Families wait to be reunited with freed Nigerian schoolboys
Katsina Governor Aminu Bello Masari said late on Thursday that 344 boys had been freed from the forest in neighbouring Zamfara state
Nearly 350 kidnapped Nigerian schoolboys are expected to be reunited with their families on Friday after security forces rescued them from a vast forest in the north of the country.
Last Friday night, gunmen raided the Government Science Secondary School in Kankara town, Katsina state, on motorbikes and marched the boys into the sprawling Rugu forest, one of the country's largest woodland areas.
It was one of the biggest mass abductions in recent years.
Katsina Governor Aminu Bello Masari said late on Thursday that 344 boys had been freed from the forest in neighbouring Zamfara state.
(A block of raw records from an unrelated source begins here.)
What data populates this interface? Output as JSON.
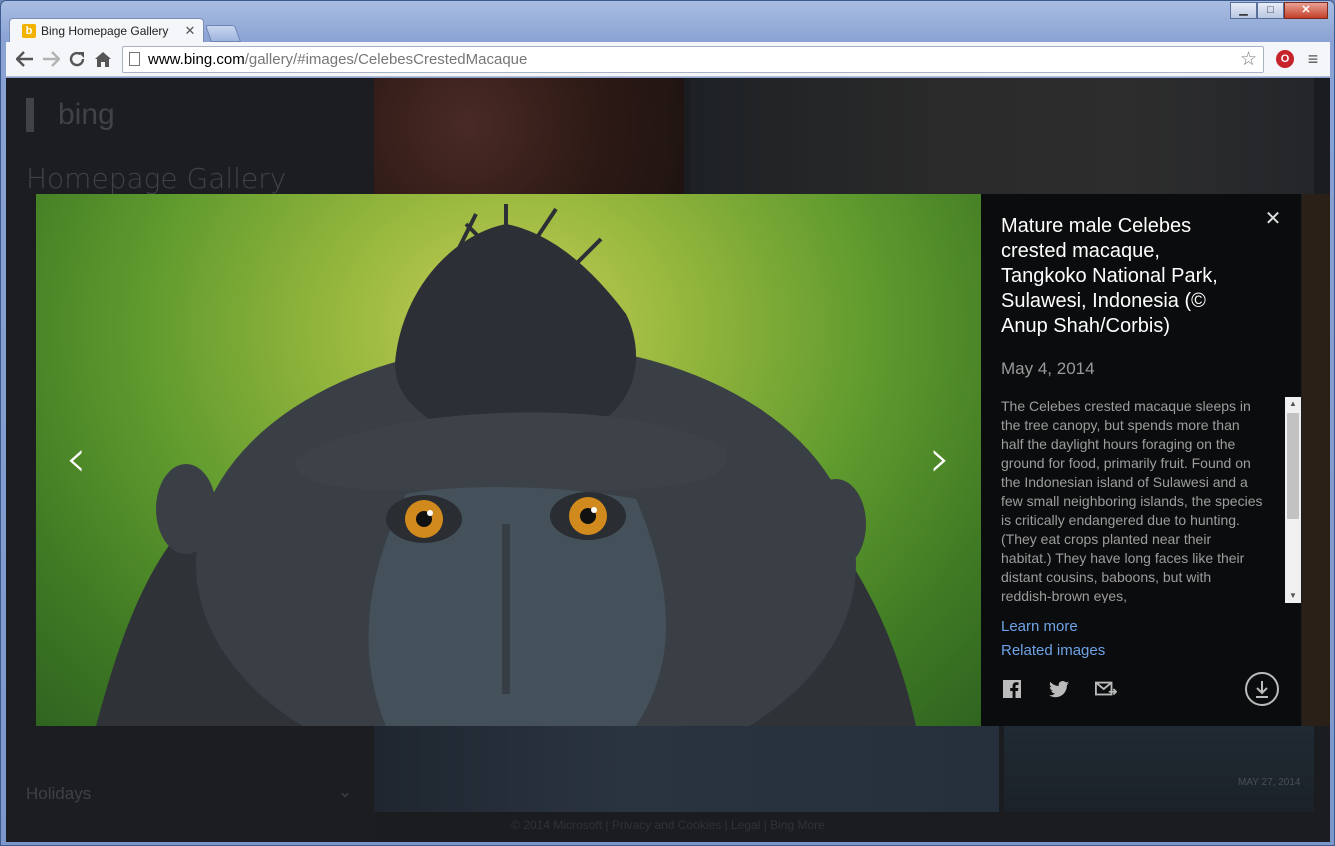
{
  "browser": {
    "tab_title": "Bing Homepage Gallery",
    "favicon_letter": "b",
    "url_host": "www.bing.com",
    "url_path": "/gallery/#images/CelebesCrestedMacaque",
    "window_controls": {
      "minimize": "▁",
      "maximize": "□",
      "close": "✕"
    }
  },
  "background_page": {
    "logo_text": "bing",
    "title": "Homepage Gallery",
    "holidays_label": "Holidays",
    "tile_date": "MAY 27, 2014",
    "footer": "© 2014 Microsoft | Privacy and Cookies | Legal | Bing More"
  },
  "lightbox": {
    "prev_label": "‹",
    "next_label": "›",
    "close_label": "✕",
    "caption": "Mature male Celebes crested macaque, Tangkoko National Park, Sulawesi, Indonesia (© Anup Shah/Corbis)",
    "date": "May 4, 2014",
    "description": "The Celebes crested macaque sleeps in the tree canopy, but spends more than half the daylight hours foraging on the ground for food, primarily fruit. Found on the Indonesian island of Sulawesi and a few small neighboring islands, the species is critically endangered due to hunting. (They eat crops planted near their habitat.) They have long faces like their distant cousins, baboons, but with reddish-brown eyes,",
    "learn_more": "Learn more",
    "related_images": "Related images",
    "scroll_position": 0.0
  }
}
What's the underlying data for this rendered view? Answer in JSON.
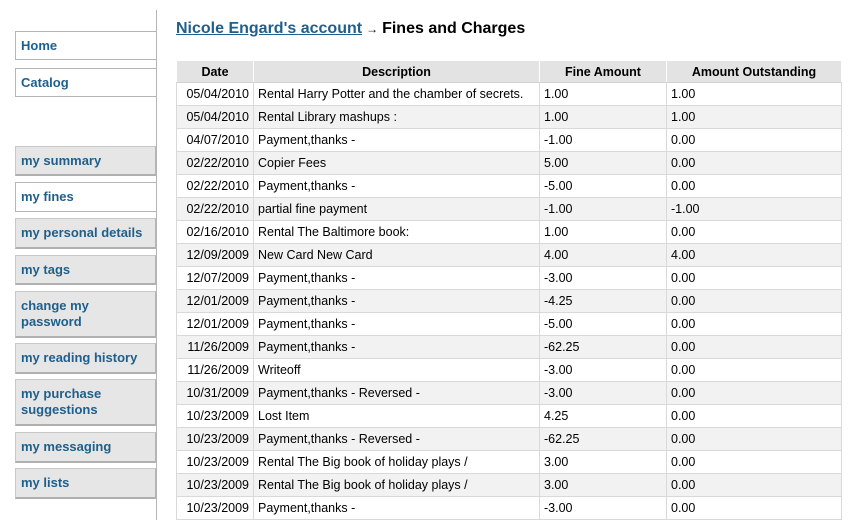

There was still some uncertainty as to whether all of those abducted had been rescued.
Photographs released by Katsina state government showed smiling boys looking out from the back of trucks.
"I couldn't believe what I heard until neighbours came to inform me that it's true," Hafsat Funtua, mother of 16-year-old Hamza Naziru, said in a phone interview.
Describing the moment she heard the news, she said she ran out of her house with joy "not knowing where to go" before returning home to pray.
Another parent, Husseini Ahmed, whose 14-year-old Mohammed Husseini was also among those abducted, expressed happiness and relief that he would soon be reunited with his son.
"We are happy and anxiously expecting their return," he said.
A Katsina state government spokesman on Friday said the boys would undergo a medical examination before being reunited with their parents. He also said they would meet President Muhammadu Buhari on Friday.
Hours before the rescue of the boys was announced, a video started circulating online purportedly showing Islamist militants from Boko Haram with some of the boys. Reuters was unable to immediately verify the authenticity of the footage, the boys, or who released it.
In an interview with state TV channel NTA, in which he announced the release of the captives, Masari said: "most" of the boys had been rescued.
But an aide told Reuters early on Friday said they were all free. "No student is still with the abductors," Katsina state government spokesman Abdu Labaran said via telephone.
The president posted a tweet on Friday of a video in which he said he had spoken to the governor and the military to congratulate them.
"The military is well trained. I am very impressed with the governor," said Buhari.
Authorities released few details about the rescue operation.
Katsina state's governor said security forces had cordoned off the area around the boys, and that not a single shot was fired.
Labaran, his spokesman, said questions about the captors and whether they had been arrested should be directed to the military.
Armed forces spokesman John Enenche and army spokesman Sagir Musa did not immediately respond to text messages and phone calls seeking comment on the military operation.